• Tag Archives ear
  • Trust Your Senses?

    Spring                                                  Bee Hiving Moon

    I’ve reached the age when hearing that I have mild cataracts counts as a good thing.  Eye exam today.  Playing space invaders (visual field), still good in both eyes in spite of the glaucoma (eye drops).

    My ophthalmologist of 20+ years retired last year so this is only my second time with Dr. Brown.  She’s about 5 feet tall.  That’s with platforms.  She’s bright. “I see a stable eye today,”  she said.  A stable eye.  A good thing at any age.

    Every time I to go the ophthalmologist (which I cannot spell) my thoughts turn to epistemology.  Today I got to thinking about medical specialties that focus on senses.  ENT.  Dermatology. (sort of) Ophthalmology.

    Dr. Brown said to me today, “This visual field test tells me that your optic nerve is in good health.” A lot of ink has been spilled in philosophy over the degree to which we can trust our senses–since they stand between us and the world out there–but it occurred to me today that we never consider less than optimal senses.  What kind of information does an unhealthy optical nerve give me?  Does the degradation of visual stimuli correspond to a diminished or corrupted reality for me?  Ditto for olfactory, taste, touch, hearing.

    I know my world is different from yours acoustically.  With only one ear bringing in sound data I cannot easily find the source of sound.  My aural world is less rich than yours.   I don’t know that it’s less real, but it’s different.  In some critical instances, very different.

    Two examples.

    Emergency vehicles.  When I hear a siren while I’m driving, I can’t tell where it is.  That’s different than the experience of a person who hears normally.

    Vehicles approaching in a manner other than customary.  In England where they drive on the left I had to constantly remind myself to pay very close attention.  From the left is where I don’t hear.

    Anyhow, I’m curious about sensory data.  And what it can and can’t tell us.

     


  • Strummed

    Summer                                            Waning Strawberry Moon

    I have a pediatric illness:  an ear infection.  Well, of course, if I have it at 63, it’s not technically a pediatric illness, but my in-house pediatrician recognized it with her very own otoscope. I have a lot more empathy for her young crying patients now.  The damn thing hurts.  And right in your ear!

    It’s in my left ear, which is deaf already, so it can’t do any damage to my hearing.  But wow.  When the pressure strums the nerve, it gets your complete attention.

    I’d felt off for the last couple of days and the ear ache presented itself this morning, just as the bee guy came and the electrician who restored power to the honey house and the playhouse for Ruth and Gabe.  Kate’s really good with managing pain and illness.  I’m not.  I’m more like a dog; I want to crawl into a kennel and sleep until its over.  Fortunately, it began to drain this afternoon which relieves the pressure.  No strumming after that.  At least for now.

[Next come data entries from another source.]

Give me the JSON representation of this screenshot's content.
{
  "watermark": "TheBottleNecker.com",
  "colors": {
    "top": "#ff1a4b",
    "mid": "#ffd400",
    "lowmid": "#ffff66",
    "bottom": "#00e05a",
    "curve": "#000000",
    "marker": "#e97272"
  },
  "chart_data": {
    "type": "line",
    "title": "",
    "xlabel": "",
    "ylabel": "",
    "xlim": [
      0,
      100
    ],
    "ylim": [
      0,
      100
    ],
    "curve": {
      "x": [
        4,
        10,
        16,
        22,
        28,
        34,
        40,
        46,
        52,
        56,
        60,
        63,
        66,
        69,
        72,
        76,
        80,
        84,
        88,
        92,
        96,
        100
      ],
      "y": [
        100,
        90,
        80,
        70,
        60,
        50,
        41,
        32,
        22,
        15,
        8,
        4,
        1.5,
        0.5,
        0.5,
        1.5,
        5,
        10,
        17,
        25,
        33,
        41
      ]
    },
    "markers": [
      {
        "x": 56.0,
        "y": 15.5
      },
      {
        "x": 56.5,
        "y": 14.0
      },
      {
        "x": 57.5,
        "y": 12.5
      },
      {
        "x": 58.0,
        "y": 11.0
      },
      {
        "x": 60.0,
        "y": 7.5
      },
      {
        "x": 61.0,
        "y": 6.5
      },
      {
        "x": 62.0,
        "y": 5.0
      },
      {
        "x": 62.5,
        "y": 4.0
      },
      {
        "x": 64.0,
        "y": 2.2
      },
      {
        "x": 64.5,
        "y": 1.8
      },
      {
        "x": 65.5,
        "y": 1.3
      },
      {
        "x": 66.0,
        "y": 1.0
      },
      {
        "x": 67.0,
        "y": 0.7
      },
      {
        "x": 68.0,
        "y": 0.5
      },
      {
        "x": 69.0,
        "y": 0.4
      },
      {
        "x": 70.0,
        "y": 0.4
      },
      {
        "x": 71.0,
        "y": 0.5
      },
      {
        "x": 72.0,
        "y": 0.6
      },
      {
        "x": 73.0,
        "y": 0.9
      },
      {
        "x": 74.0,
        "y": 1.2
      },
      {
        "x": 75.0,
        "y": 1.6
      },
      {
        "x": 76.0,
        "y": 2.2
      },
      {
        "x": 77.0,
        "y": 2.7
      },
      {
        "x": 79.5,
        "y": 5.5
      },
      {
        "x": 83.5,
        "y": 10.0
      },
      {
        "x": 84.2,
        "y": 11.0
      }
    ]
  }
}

    I forgot to mention that Dave Schroeder also said, “You’re not a beekeeper until  you’ve been stung.”  I’m a beekeeper several times over!

    This afternoon and evening passed in a haze with pain and narcotics.


  • Aurals

    Spring           Full Seed Moon

    The audiologist works in a 17th floor suite in the Medical Arts Building.  Downtown Minneapolis spreads out toward the west and the smaller buildings look faraway.  Todd has very white teeth, a bright blue and white striped shirt, black  pants and shoes.  There is no one else in this oddly empty space.

    After clucking a bit about my deaf ear and gathering some pertinent information, Todd took back to a small room within a room.  It has acoustical tile on the walls and ceiling, a small window through which I can see Todd and a chair for me.  Todd puts a red earphone on my right ear and a taupe earphone on my right ear with a careful, practiced movement.

    “Click this if you hear a sound,” he says, handing me a small plastic device with a button.  Then he closes the thick door.  Oops.  A bit of claustrophobia.  I close my eyes.

    Warbling sounds, the aural equivalent of sine curves ping out of the headset.  Then, spaces of time when I wonder if he’s not sending me anything or if I’ve lost whole chunks of hearing. Ah.  A sound.  Another.   Now a sonar like ping.  Then a washing noise with the warbling sounds fainter under it.  In giving myself over to the test I’ve forgotten my claustrophobia.

    That was my right ear.  He then puts a static noise, like cellophane crumpling over and over, in my right ear so it won’t help out and give a false reading.  In my left ear, nothing.  Then, mild pain that I feel, but do not hear.  One or two low warbling sounds, faint and far away, but heard in my right ear in spite of the static.

    “Let’s look at the results.”

    As I thought, I’ve lost hearing in the high ranges in my good ear.  The sibilants are harder to distinguish in challenging environments, s, f, th.  Yes, I’ve noticed that.  In my left ear, “You have no functional hearing.”  Oddly, this pleases me.  I guess it confirms my reality, again.

    There are options for me, but not really bang on good ones, at least not at the level of difficult I have now.  Maybe later.